Tuesday, August 26, 2008

Nudge

Chicago Economist Richard Thaler and his colleague Cass Sunstein of Law School have written a new book, "Nudge: Improving Decisions About Health, Wealth, and Happiness". (also see here.)

Using vivid examples from the most ordinary but important aspects of life (like the way to layout different kinds of food in cafeteria, the way to avoid car accident at a sharp turn, etc.), Thaler and Sunstein show that by knowing how people think, we can actually design choice environments that make it easier for people to choose what is best for themselves, their families, and their society. They demonstrate how thoughtful "choice architecture" can be established to nudge us in beneficial directions without restricting freedom of choice.

Here is a video lecture from Richard Thaler, talking about the whole idea inside this book. You can also read this review from Harvard Economist Benjamin Friedman.

Tuesday, August 19, 2008

Top 11 Unsolved questions in Economics???

Like there are lists of unsolved problems in Mathematics, Physics, and Chemistry, Wikipedia also has a list of the 11 unsolved questions in economics. Sounds interesting? Take a look.

1. What caused the Industrial Revolution?
2. What is the proper size and scope of government?
3. How can heterogeneous production goods be included in a mathematically trackable intertemporal equilibrium constrution?
4. What truly caused the Great Depression?
5. Can we explain the Equity Premium Puzzle?
6. How is it possible to provide causal explanations using the purely logical constructions of mathematical economics?
7. Can we create an equivalent of Black-Scholes for futures contract pricing?
8. What is the microeconomic foundation of inflation?
9. Is the money supply endogenous?
10. How does price formation occur? Why do some markets achieve Pareto efficiency?
11. What causes the variation of income among ethnic groups?

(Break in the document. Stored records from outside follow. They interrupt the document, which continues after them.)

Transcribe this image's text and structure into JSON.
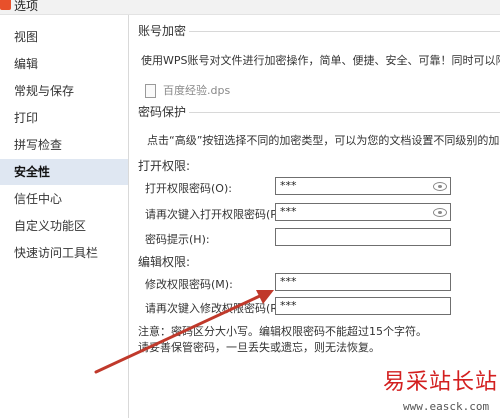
{
  "window": {
    "title": "选项"
  },
  "sidebar": {
    "items": [
      {
        "label": "视图"
      },
      {
        "label": "编辑"
      },
      {
        "label": "常规与保存"
      },
      {
        "label": "打印"
      },
      {
        "label": "拼写检查"
      },
      {
        "label": "安全性",
        "active": true
      },
      {
        "label": "信任中心"
      },
      {
        "label": "自定义功能区"
      },
      {
        "label": "快速访问工具栏"
      }
    ]
  },
  "account_encrypt": {
    "title": "账号加密",
    "desc": "使用WPS账号对文件进行加密操作，简单、便捷、安全、可靠！同时可以限定指",
    "file_name": "百度经验.dps"
  },
  "password_protect": {
    "title": "密码保护",
    "desc": "点击“高级”按钮选择不同的加密类型，可以为您的文档设置不同级别的加密保"
  },
  "open_permission": {
    "title": "打开权限:",
    "password_label": "打开权限密码(O):",
    "password_value": "***",
    "confirm_label": "请再次键入打开权限密码(P):",
    "confirm_value": "***",
    "hint_label": "密码提示(H):",
    "hint_value": ""
  },
  "edit_permission": {
    "title": "编辑权限:",
    "password_label": "修改权限密码(M):",
    "password_value": "***",
    "confirm_label": "请再次键入修改权限密码(R):",
    "confirm_value": "***"
  },
  "notes": {
    "line1": "注意：密码区分大小写。编辑权限密码不能超过15个字符。",
    "line2": "请妥善保管密码，一旦丢失或遗忘，则无法恢复。"
  },
  "watermark": {
    "text": "易采站长站",
    "url": "www.easck.com"
  },
  "annotation": {
    "arrow_color": "#c0392b"
  }
}
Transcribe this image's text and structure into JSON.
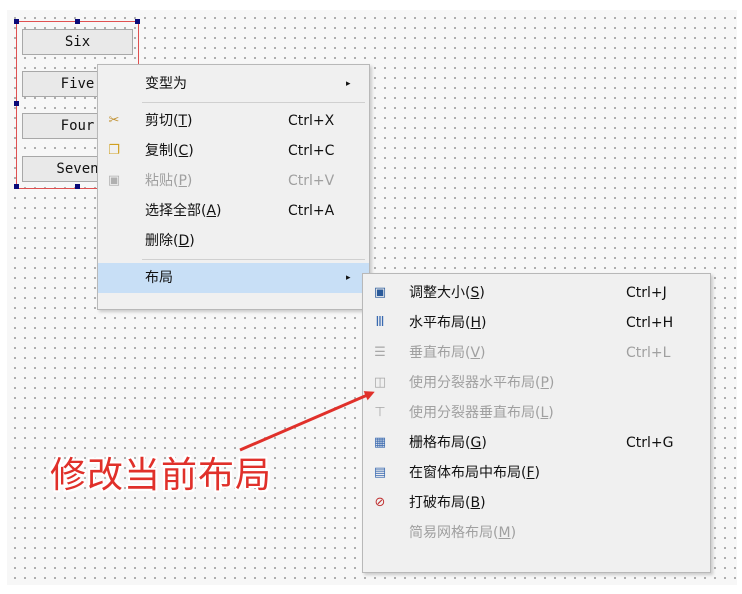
{
  "form_buttons": [
    "Six",
    "Five",
    "Four",
    "Seven"
  ],
  "context_menu": {
    "items": [
      {
        "label": "变型为",
        "arrow": "▸"
      },
      {
        "label": "剪切",
        "mnemonic": "T",
        "shortcut": "Ctrl+X",
        "icon": "scissors-icon"
      },
      {
        "label": "复制",
        "mnemonic": "C",
        "shortcut": "Ctrl+C",
        "icon": "copy-icon"
      },
      {
        "label": "粘贴",
        "mnemonic": "P",
        "shortcut": "Ctrl+V",
        "icon": "paste-icon",
        "disabled": true
      },
      {
        "label": "选择全部",
        "mnemonic": "A",
        "shortcut": "Ctrl+A"
      },
      {
        "label": "删除",
        "mnemonic": "D"
      },
      {
        "label": "布局",
        "arrow": "▸",
        "highlighted": true
      }
    ]
  },
  "layout_submenu": {
    "items": [
      {
        "label": "调整大小",
        "mnemonic": "S",
        "shortcut": "Ctrl+J",
        "icon": "adjust-size-icon"
      },
      {
        "label": "水平布局",
        "mnemonic": "H",
        "shortcut": "Ctrl+H",
        "icon": "horizontal-layout-icon"
      },
      {
        "label": "垂直布局",
        "mnemonic": "V",
        "shortcut": "Ctrl+L",
        "icon": "vertical-layout-icon",
        "disabled": true
      },
      {
        "label": "使用分裂器水平布局",
        "mnemonic": "P",
        "icon": "horizontal-splitter-icon",
        "disabled": true
      },
      {
        "label": "使用分裂器垂直布局",
        "mnemonic": "L",
        "icon": "vertical-splitter-icon",
        "disabled": true
      },
      {
        "label": "栅格布局",
        "mnemonic": "G",
        "shortcut": "Ctrl+G",
        "icon": "grid-layout-icon"
      },
      {
        "label": "在窗体布局中布局",
        "mnemonic": "F",
        "icon": "form-layout-icon"
      },
      {
        "label": "打破布局",
        "mnemonic": "B",
        "icon": "break-layout-icon"
      },
      {
        "label": "简易网格布局",
        "mnemonic": "M",
        "disabled": true
      }
    ]
  },
  "annotation": {
    "text": "修改当前布局",
    "color": "#e0302a"
  }
}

I think some problems are quite solid (like the one on the size and scope of government, maybe more generally, organizations and institutions, also the other on EPP) therefore need careful investigation, but some of them, particularly those problems on causalities (one of them should be listed on unsolved problems in philosophy), are really too broad and too hard to tackle.

Hat tip to Mike Moffatt.

How to raise a PhD?

OrgTheory has the answer...

Derman...the Quant

I suggested everyone who is interested in modern finance theory read two books (now three), one is Capital Ideas (and now Capital Ideas Evolving) by Peter L. Bernstein, who is the former editor of the Journal of Portfolio Management and the founder and president of Peter L. Bernstein, Inc; the other is My Life as A Quant, by Emanuel Derman, now the director of Columbia University's program in financial engineering.

Recently, Prof. Derman spoke with Science & the City on how a theoretical physicist can find his own way and made a mark on Wall Street.

Wednesday, August 13, 2008

Poterba and Feldstein

Two recent interviews from Bloomberg.

The NBER new head, James Poterba of MIT talks about the micro perspective on asset and credit markets, possible retrenching of U.S. consumers, and also on the characteristics of Harvard and MIT's economics departments.

His predecessor, Martin Feldstein of Harvard talks about the current macroeconomic condition. He says that Fed is slow to recognize the credit crisis.